Dupilumab is a humanized monoclonal antibody which specifically targets interleukin-4/ interleukin-13 receptor and is primarily indicated for the treatment of atopic dermatitis, although it has been shown to be efficacious in various disorders including asthma, chronic rhinosinusitis, prurigo nodularis. Herein, we report an extraordinary case related to the exacerbation of inflammatory arthritis in a patient under dupilumab treatment for prurigo nodularis.
An 18-year-old woman with a history of allergic rhinitis and atopic dermatitis, presented for her pruritic lesions. The pruritic nodules started from the lumbar area nine years ago and subsequently spread to entire body. Topical corticosteroids, oral antihistamines, systemic corticosteroids, and methotrexate were prescribed with no long-term benefits. Dermatological examination revealed hyperkeratotic plaques involving the trunk and extremities. Histopathological evaluation of the lesions was compatible with the diagnosis of prurigo nodularis. She was started on oral cyclosporine 200 mg for seven months; however, within the last month of cyclosporine treatment, her complaints increased, leading us to switch to dupilumab. Although her clinical manifestations and pruritus improved, she developed mild right knee swelling, warmness, and arthralgia after the first maintenance dose following the loading dose. Upon questioning, we recognized that the patient developed reactive arthritis in the right knee, when she was 10 years old. Until now, she stayed asymptomatic. She was consulted to rheumatology department and effusion was detected by right knee ultrasonography and arthrocentesis was performed which revealed no bacterial growth. Elevated C-reactive protein and erythrocyte sedimentation levels were noted. Rheumatological markers were all negative. Right knee magnetic resonance imaging showed moderate effusion along with synovial proliferation consistent with synovitis; no periarticular erosion, osteitis or ligamentous anomaly were detected (Figure 1). She was diagnosed with dupilumab-induced exacerbation of inflammatory arthritis and was started on oral diclofenac and intraarticular steroid injection which resulted in symptomatic relief. Therefore, dupilumab treatment was continued.

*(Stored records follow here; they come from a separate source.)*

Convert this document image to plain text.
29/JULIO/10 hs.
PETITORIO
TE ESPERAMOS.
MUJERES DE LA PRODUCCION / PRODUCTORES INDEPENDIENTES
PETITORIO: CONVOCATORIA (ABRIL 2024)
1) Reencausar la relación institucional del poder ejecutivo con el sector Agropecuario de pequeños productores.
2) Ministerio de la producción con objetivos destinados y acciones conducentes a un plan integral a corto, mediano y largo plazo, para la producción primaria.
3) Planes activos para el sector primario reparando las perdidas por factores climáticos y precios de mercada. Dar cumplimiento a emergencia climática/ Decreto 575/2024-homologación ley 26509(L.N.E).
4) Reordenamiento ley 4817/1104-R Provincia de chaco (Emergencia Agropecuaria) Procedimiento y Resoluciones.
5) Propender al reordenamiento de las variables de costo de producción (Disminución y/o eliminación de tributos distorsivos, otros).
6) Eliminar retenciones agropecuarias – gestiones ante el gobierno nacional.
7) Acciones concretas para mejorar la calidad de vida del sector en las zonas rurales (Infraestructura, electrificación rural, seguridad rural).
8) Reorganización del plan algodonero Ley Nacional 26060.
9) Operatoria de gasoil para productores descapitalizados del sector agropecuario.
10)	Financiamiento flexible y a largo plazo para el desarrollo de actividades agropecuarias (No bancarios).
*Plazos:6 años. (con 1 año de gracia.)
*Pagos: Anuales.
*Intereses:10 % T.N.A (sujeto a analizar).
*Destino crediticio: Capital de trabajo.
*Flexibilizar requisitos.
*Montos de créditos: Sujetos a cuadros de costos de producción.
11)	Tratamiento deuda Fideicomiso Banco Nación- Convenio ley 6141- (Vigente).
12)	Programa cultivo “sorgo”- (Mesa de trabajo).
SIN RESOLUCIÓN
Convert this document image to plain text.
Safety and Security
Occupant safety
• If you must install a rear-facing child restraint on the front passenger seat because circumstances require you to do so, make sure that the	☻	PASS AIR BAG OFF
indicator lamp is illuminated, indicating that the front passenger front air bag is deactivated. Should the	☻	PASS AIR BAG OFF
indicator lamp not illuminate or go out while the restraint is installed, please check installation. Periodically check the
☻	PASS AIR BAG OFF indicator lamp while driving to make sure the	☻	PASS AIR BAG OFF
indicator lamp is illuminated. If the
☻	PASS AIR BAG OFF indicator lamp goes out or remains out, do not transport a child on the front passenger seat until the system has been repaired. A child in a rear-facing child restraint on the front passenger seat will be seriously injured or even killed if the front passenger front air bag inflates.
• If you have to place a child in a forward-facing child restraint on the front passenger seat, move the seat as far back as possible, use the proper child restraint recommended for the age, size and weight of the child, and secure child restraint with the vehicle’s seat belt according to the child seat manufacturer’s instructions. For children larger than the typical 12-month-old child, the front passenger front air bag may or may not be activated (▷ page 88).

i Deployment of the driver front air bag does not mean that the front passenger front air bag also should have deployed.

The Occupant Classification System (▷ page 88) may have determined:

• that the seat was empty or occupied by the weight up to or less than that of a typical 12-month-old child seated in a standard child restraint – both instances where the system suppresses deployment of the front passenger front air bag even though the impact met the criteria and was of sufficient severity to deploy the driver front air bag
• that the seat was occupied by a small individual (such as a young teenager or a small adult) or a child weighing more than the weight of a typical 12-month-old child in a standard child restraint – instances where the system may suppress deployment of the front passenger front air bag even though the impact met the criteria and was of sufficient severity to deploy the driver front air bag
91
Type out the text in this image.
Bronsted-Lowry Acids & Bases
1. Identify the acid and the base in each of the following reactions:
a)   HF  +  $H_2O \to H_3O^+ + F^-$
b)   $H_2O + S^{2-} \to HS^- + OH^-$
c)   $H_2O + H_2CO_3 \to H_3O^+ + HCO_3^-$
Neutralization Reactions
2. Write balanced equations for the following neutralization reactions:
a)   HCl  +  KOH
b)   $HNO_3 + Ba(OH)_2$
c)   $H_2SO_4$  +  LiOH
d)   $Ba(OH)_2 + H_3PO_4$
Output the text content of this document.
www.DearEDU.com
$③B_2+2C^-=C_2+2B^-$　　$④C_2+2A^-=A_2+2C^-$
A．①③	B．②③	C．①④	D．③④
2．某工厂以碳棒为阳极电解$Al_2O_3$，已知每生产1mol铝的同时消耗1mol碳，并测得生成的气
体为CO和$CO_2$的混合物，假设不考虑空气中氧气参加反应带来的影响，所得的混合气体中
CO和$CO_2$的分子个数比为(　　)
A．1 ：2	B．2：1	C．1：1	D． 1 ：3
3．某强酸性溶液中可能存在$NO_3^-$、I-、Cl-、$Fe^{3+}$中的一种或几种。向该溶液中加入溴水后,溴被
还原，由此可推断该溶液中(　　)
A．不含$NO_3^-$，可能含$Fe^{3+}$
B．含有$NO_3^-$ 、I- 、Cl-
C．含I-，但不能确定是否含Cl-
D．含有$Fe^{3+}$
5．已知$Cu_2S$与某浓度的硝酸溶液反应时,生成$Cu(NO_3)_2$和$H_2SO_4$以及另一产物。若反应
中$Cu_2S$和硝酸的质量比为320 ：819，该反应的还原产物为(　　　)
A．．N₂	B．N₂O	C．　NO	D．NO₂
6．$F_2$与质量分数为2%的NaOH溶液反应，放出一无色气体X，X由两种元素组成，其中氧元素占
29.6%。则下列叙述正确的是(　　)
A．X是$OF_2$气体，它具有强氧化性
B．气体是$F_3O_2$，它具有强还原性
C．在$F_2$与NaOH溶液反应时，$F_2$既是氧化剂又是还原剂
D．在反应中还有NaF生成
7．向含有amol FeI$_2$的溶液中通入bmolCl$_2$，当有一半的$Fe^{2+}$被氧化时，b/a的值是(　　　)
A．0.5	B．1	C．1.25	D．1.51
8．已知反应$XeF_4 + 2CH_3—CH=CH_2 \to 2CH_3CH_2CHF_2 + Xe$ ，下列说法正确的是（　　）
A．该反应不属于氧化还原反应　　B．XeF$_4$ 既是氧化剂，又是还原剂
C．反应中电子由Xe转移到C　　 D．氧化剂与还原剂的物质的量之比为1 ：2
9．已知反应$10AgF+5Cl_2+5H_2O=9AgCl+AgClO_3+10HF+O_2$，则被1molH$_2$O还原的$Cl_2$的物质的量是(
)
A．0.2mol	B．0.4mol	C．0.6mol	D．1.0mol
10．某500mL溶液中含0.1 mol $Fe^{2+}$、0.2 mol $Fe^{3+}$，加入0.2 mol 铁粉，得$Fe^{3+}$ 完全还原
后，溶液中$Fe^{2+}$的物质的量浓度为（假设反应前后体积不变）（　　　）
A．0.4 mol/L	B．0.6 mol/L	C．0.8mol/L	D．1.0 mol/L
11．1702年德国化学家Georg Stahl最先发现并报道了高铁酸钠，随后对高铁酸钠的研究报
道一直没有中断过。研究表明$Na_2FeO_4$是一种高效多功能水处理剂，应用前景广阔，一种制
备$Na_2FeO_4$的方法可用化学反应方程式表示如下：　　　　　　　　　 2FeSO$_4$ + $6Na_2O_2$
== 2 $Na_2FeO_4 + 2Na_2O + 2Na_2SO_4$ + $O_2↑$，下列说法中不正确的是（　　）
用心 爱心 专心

Dupilumab is the first biological agent approved for the treatment of refractory atopic dermatitis. Similar to the other biological agents, dupilumab is reported to have various side effects. Most commonly reported side effect was conjunctivitis, followed by headache, muscle/joint pain, and injection site reactions. Inflammatory arthritis is an underrecognized complication of dupilumab. De Wijs et al. reported a case of acute inflammatory polyarthritis observed in an atopic dermatitis patient after one month of dupilumab therapy. Willsmore et al. described a possible relationship between new-onset seronegative arthropathy, enthesitis, and dupilumab. The pathogenesis of dupilumab-induced arthritis is unknown; however, the blockage of interleukin-4 and interleukin-13 may increase the levels of inflammatory cytokines such as tumor necrosis factor alpha and interleukin-6. Furthermore, inhibition of T helper (Th)2 pathway, may potentially cause compensatory activation in Th17 pathway which is related to peripheral spondyloarthritis and inflammatory arthritis.
In conclusion, we emphasize the fact that exacerbation in inflammatory arthritis can be encountered during dupilumab treatment. Dermatologists should be aware of this rare side effect of dupilumab and an urgent rheumatological consultation must be sought for proper diagnosis and treatment.